Plus à gagner parce ce que le nouveau parti avait la possibilité d'entrer à l'hôtel de ville et d'y devenir l'opposition officielle.

Cela aurait signifié un statut reconnu et de meilleurs budgets de recherche, ce qui n'est pas inutile à un an de la générale.

«À défaut d'être l'opposition officielle, nous sommes officiellement l'opposition», se résigne David Lemelin.

Plus à perdre aussi parce que Québec autrement avait, quoi qu'il en dise aujourd'hui, mis la barre haute dans cette partielle en lui donnant un caractère référendaire : souhaitez-vous avoir une opposition mieux organisée à l'hôtel de ville?

Dans le contexte de la commission Charbonneau et des débats qui occupent actuellement le Québec, la réponse est troublante. Québec autrement reste convaincu que le «besoin d'opposition est sincère». «C'est vital si on ne veut pas ressembler à une ville comme Laval», plaide M. Lemelin. Reste à en convaincre les citoyens.

Équipe Labeaume aurait pour sa part préféré faire l'économie de cette élection partielle, ce qui baissait d'entrée de jeu les attentes. Le ministre des Affaires municipales en a décidé autrement.

J'ai du mal à penser que le résultat de dimanche soit un jugement sur la valeur des candidats Vincent Dufresne et Marie-France Painchaud.

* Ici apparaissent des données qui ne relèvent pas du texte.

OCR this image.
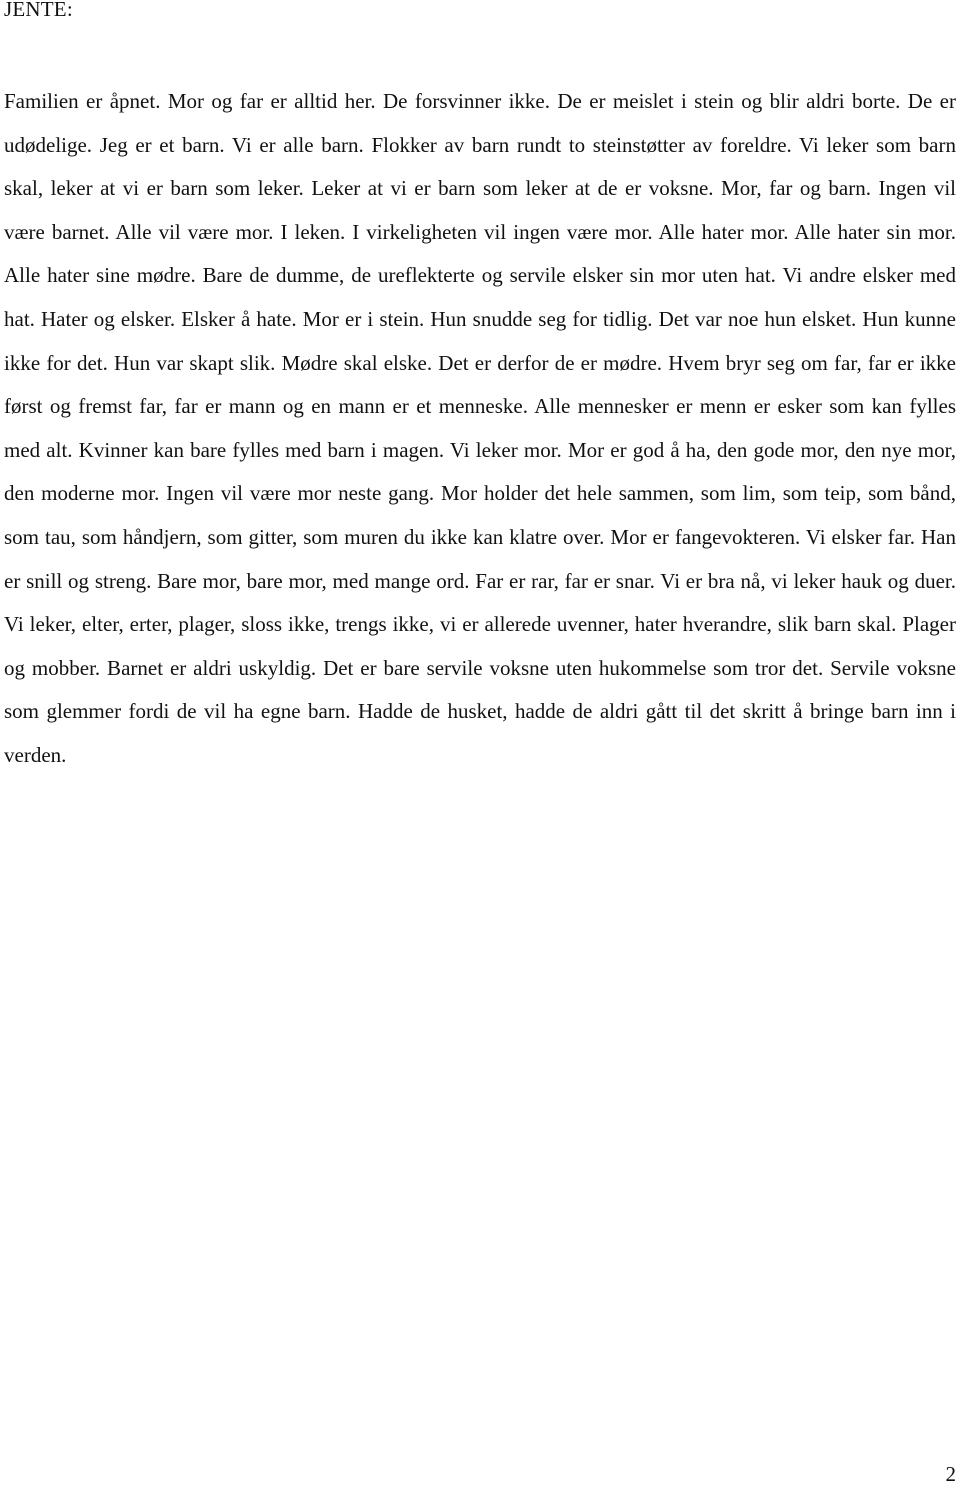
JENTE:

Familien er åpnet. Mor og far er alltid her. De forsvinner ikke. De er meislet i stein og blir aldri borte. De er udødelige. Jeg er et barn. Vi er alle barn. Flokker av barn rundt to steinstøtter av foreldre. Vi leker som barn skal, leker at vi er barn som leker. Leker at vi er barn som leker at de er voksne. Mor, far og barn. Ingen vil være barnet. Alle vil være mor. I leken. I virkeligheten vil ingen være mor. Alle hater mor. Alle hater sin mor. Alle hater sine mødre. Bare de dumme, de ureflekterte og servile elsker sin mor uten hat. Vi andre elsker med hat. Hater og elsker. Elsker å hate. Mor er i stein. Hun snudde seg for tidlig. Det var noe hun elsket. Hun kunne ikke for det. Hun var skapt slik. Mødre skal elske. Det er derfor de er mødre. Hvem bryr seg om far, far er ikke først og fremst far, far er mann og en mann er et menneske. Alle mennesker er menn er esker som kan fylles med alt. Kvinner kan bare fylles med barn i magen. Vi leker mor. Mor er god å ha, den gode mor, den nye mor, den moderne mor. Ingen vil være mor neste gang. Mor holder det hele sammen, som lim, som teip, som bånd, som tau, som håndjern, som gitter, som muren du ikke kan klatre over. Mor er fangevokteren. Vi elsker far. Han er snill og streng. Bare mor, bare mor, med mange ord. Far er rar, far er snar. Vi er bra nå, vi leker hauk og duer. Vi leker, elter, erter, plager, sloss ikke, trengs ikke, vi er allerede uvenner, hater hverandre, slik barn skal. Plager og mobber. Barnet er aldri uskyldig. Det er bare servile voksne uten hukommelse som tror det. Servile voksne som glemmer fordi de vil ha egne barn. Hadde de husket, hadde de aldri gått til det skritt å bringe barn inn i verden.

2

Dans une ville où le maire occupe autant l'espace public, il suffit de se placer derrière la locomotive pour être aspiré dans le sillage. Cela ajoute aux aptitudes et mérites personnels du candidat.

M. Dufresne aura aussi obtenu plus de visibilité média que son adversaire de Québec autrement.

Pas nécessairement pour les raisons qu'il aurait voulues. Sauf que la controverse sur son inscription tardive au registre des lobbyistes aura contribué à le faire connaître.

À l'évidence, les citoyens n'ont pas trouvé que cela posait de problème éthique. Comme ils n'ont pas vu de problème au fait que M. Dufresne conserve provisoirement son emploi à l'Hôtel Pur.

Il est un courant en politique voulant que la meilleure protection contre les dérapages et la corruption dans les administrations publiques, c'est la transparence et les contrepoids au pouvoir en place.

Il y a là un beau sujet de réflexion pour la prochaine année.